During the first few years in recovery, you deal with a lot of avian assaults because you have to in order to progress. The good news is that as the years go by, the buzzards become fewer and appear less often. Sometimes you may even go for years without a visit, and life is good indeed.
Then one fine day or even years into your life of recovery as a model citizen, you're looking out the window and what's up in the sky? Why...it's a ....buzzard....and it appears to be homing in on your location.
Several buzzards have visited me over the last few years. They have followed me for decades, and if I looked out the window right now, I'd see them, lounging on my lawn, licking their chops and snickering to themselves as their beady little eyes bore into my soul, and they have a good laugh at my earlier proclivities. The procedure to eradicate them remains the same; I deal with them one at a time, the same way I did when I first entered recovery. But, these geriatric buzzards bring complex and sophisticated baggage with them: no quick fixes, and some are beyond my capacity to fix.
The most painful is the dreaded "mirror" buzzard who is roosting with one or more of my children. You know it has come home when you see your child doing the same or similar things you did when you were his/her age. Because of my own lived experience, I clearly see the cliff my child is rushing toward because I plunged over that same cliff years ago, and I can hardly bear to watch it happen. No matter how much I try to explain, advise, guide, critique, condemn, cajole, or demand that my child change his/her ways, it has little impact. It’s like looking into a mirror, reflecting back on my own early life and my inability to stop the downward spiral.
I have learned that I can't kill the mirror vulture. I can't break it or change the reflection. About the only thing I can do is to keep my hand outstretched to my child while I acknowledge and tolerate my own pain and vulnerability.
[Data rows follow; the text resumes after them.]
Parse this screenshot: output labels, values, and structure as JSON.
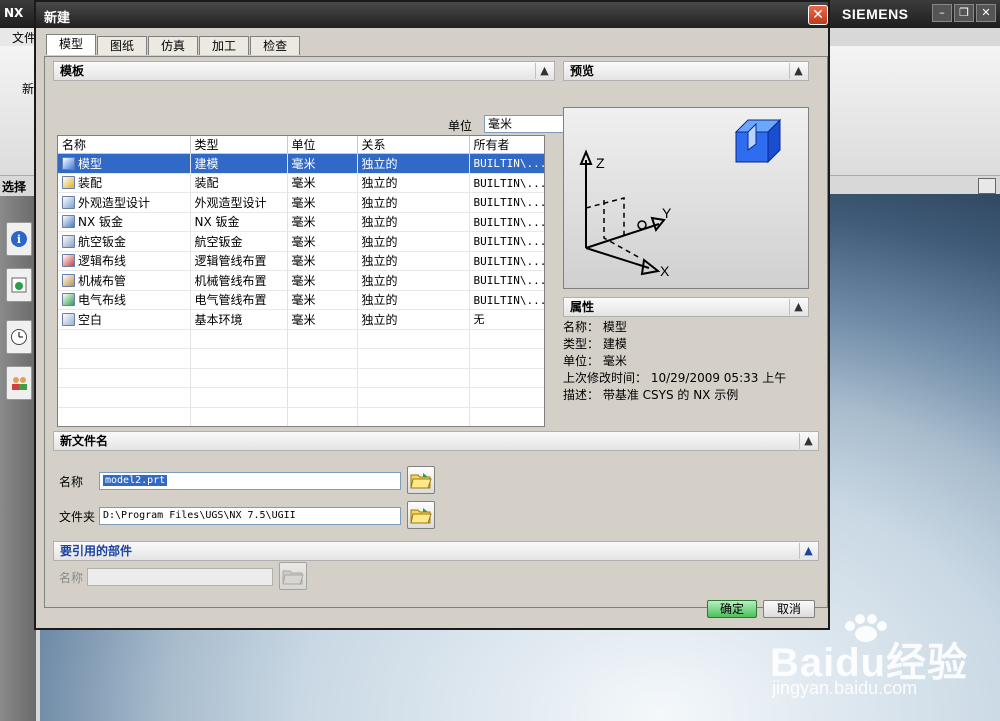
{
  "background_app": {
    "logo": "NX",
    "brand": "SIEMENS",
    "menu_file": "文件",
    "new_label": "新",
    "side_label": "选择",
    "window_controls": [
      "minimize-icon",
      "restore-icon",
      "close-icon"
    ]
  },
  "watermark": {
    "brand": "Baidu经验",
    "url": "jingyan.baidu.com"
  },
  "dialog": {
    "title": "新建",
    "tabs": [
      {
        "label": "模型",
        "active": true
      },
      {
        "label": "图纸",
        "active": false
      },
      {
        "label": "仿真",
        "active": false
      },
      {
        "label": "加工",
        "active": false
      },
      {
        "label": "检查",
        "active": false
      }
    ],
    "templates": {
      "header": "模板",
      "unit_label": "单位",
      "unit_value": "毫米",
      "columns": [
        "名称",
        "类型",
        "单位",
        "关系",
        "所有者"
      ],
      "rows": [
        {
          "name": "模型",
          "type": "建模",
          "unit": "毫米",
          "relation": "独立的",
          "owner": "BUILTIN\\...",
          "selected": true
        },
        {
          "name": "装配",
          "type": "装配",
          "unit": "毫米",
          "relation": "独立的",
          "owner": "BUILTIN\\...",
          "selected": false
        },
        {
          "name": "外观造型设计",
          "type": "外观造型设计",
          "unit": "毫米",
          "relation": "独立的",
          "owner": "BUILTIN\\...",
          "selected": false
        },
        {
          "name": "NX 钣金",
          "type": "NX 钣金",
          "unit": "毫米",
          "relation": "独立的",
          "owner": "BUILTIN\\...",
          "selected": false
        },
        {
          "name": "航空钣金",
          "type": "航空钣金",
          "unit": "毫米",
          "relation": "独立的",
          "owner": "BUILTIN\\...",
          "selected": false
        },
        {
          "name": "逻辑布线",
          "type": "逻辑管线布置",
          "unit": "毫米",
          "relation": "独立的",
          "owner": "BUILTIN\\...",
          "selected": false
        },
        {
          "name": "机械布管",
          "type": "机械管线布置",
          "unit": "毫米",
          "relation": "独立的",
          "owner": "BUILTIN\\...",
          "selected": false
        },
        {
          "name": "电气布线",
          "type": "电气管线布置",
          "unit": "毫米",
          "relation": "独立的",
          "owner": "BUILTIN\\...",
          "selected": false
        },
        {
          "name": "空白",
          "type": "基本环境",
          "unit": "毫米",
          "relation": "独立的",
          "owner": "无",
          "selected": false
        }
      ]
    },
    "preview": {
      "header": "预览",
      "axis_z": "Z",
      "axis_y": "Y",
      "axis_x": "X"
    },
    "properties": {
      "header": "属性",
      "lines": [
        "名称： 模型",
        "类型： 建模",
        "单位： 毫米",
        "上次修改时间： 10/29/2009 05:33 上午",
        "描述： 带基准 CSYS 的 NX 示例"
      ]
    },
    "new_file": {
      "header": "新文件名",
      "name_label": "名称",
      "name_value": "model2.prt",
      "folder_label": "文件夹",
      "folder_value": "D:\\Program Files\\UGS\\NX 7.5\\UGII"
    },
    "referenced": {
      "header": "要引用的部件",
      "name_label": "名称",
      "name_value": ""
    },
    "buttons": {
      "ok": "确定",
      "cancel": "取消"
    }
  }
}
Living life in recovery is sometimes not an easy task, and as I mentioned earlier, the level of difficulty is directly proportional to the amount of time I practiced maladaptive coping behaviors. It is no wonder that successful recovery, and especially from addiction challenges, can be so difficult to achieve. The buzzards have a nasty way of reminding me just how challenging my life has been. My own children now have become a mirror of my lived experience and a barometer of my own pain. It takes a determined person indeed to stand in front of life’s buzzards with a naked, vulnerable soul without turning to something to help ease the pain.